In an interview with The Sacramento Bee, Silva said he’s not a hunter or an angler but “respects everybody’s desires.” He said he brings substantial regulatory and water-policy experience to the commission.
“When this came up, I decided it was something interesting and something I might contribute positively to, given my background,” he said.
Burns couldn’t be reached for comment Wednesday.
The commission’s endangered species rulings often affect mining, logging, dams, development and water use. The board also can restrict human activities in offshore areas and arbitrate disputes over Department of Fish and Wildlife permits and licensing.
Hunting and angling groups have complained that the board has grown more unfriendly to their cause over the years. Last year, the board banned bobcat trapping and in 2014 listed wolves under the state Endangered Species Act.
Hunters were alarmed when Commissioner Jim Kellogg, an ardent hunter and angler, resigned in frustration in December saying the state was no longer as supportive of hunting and fishing. Meanwhile, commission President Jack Baylis – whom hunters and anglers saw as too friendly to animal rights activists – also resigned for unrelated reasons.
Animal rights groups have answered that the board merely began listening to their concerns after decades of being entirely beholden to hunters and anglers.
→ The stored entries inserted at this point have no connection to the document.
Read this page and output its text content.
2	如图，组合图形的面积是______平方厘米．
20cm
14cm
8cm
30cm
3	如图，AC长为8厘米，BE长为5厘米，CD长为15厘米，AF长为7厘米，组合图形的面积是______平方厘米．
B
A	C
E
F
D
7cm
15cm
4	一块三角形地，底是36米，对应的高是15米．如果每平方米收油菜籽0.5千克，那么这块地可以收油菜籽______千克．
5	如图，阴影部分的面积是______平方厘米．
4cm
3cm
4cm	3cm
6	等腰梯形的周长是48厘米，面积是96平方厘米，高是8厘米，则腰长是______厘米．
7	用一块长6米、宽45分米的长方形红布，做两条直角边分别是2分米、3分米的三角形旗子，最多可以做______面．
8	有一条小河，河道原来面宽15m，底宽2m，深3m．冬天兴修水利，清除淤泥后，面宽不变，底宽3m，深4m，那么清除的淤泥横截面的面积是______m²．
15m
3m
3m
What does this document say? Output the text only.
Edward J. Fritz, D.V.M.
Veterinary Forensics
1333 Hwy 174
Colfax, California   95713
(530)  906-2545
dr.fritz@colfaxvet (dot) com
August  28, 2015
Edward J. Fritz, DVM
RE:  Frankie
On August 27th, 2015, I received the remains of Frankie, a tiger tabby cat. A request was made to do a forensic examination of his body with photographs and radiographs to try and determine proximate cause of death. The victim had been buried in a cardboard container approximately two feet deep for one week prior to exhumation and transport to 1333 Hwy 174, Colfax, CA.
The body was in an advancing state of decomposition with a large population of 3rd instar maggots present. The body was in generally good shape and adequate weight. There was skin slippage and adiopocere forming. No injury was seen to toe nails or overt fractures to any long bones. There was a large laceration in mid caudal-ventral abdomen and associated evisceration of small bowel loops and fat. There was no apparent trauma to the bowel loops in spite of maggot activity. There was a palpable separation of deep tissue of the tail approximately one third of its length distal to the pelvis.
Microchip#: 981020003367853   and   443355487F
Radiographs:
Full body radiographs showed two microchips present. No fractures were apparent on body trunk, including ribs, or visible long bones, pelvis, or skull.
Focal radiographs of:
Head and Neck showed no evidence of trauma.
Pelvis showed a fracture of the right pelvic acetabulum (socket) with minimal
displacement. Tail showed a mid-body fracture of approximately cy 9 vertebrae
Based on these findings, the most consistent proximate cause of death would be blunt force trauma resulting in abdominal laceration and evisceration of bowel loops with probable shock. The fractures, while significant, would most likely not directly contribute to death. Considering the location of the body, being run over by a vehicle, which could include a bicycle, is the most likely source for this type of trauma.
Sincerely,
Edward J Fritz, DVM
The other commissioners are Eric Sklar, a vineyard owner from St. Helena, Jacque Hostler-Carmesin, an executive officer for a North Coast Indian tribe, and Anthony Williams, a onetime policy director for former state Senate President Pro Tem Darrell Steinberg.
A state Senate committee on Wednesday confirmed Sklar and Williams to the board. They were appointed by Brown last year.
Meanwhile, on Monday, the commission announced it had appointed Valerie Termini to replace Sonke Mastrup, the commission’s influential but nonvoting executive director. Mastrup stepped down late last year to take a job with the Department of Fish and Wildlife.
Termini has been serving as interim executive director at the California Ocean Protection Council, a state advisory agency. Previously, she was the council’s fisheries policy adviser.
A lifelong angler, she said she’s taking a hunters’ safety course required to obtain a license and hopes to take her daughter hunting.
“As a mom, I think it’s important to know where your food comes from,” she said. “And that’s something I want to teach her.”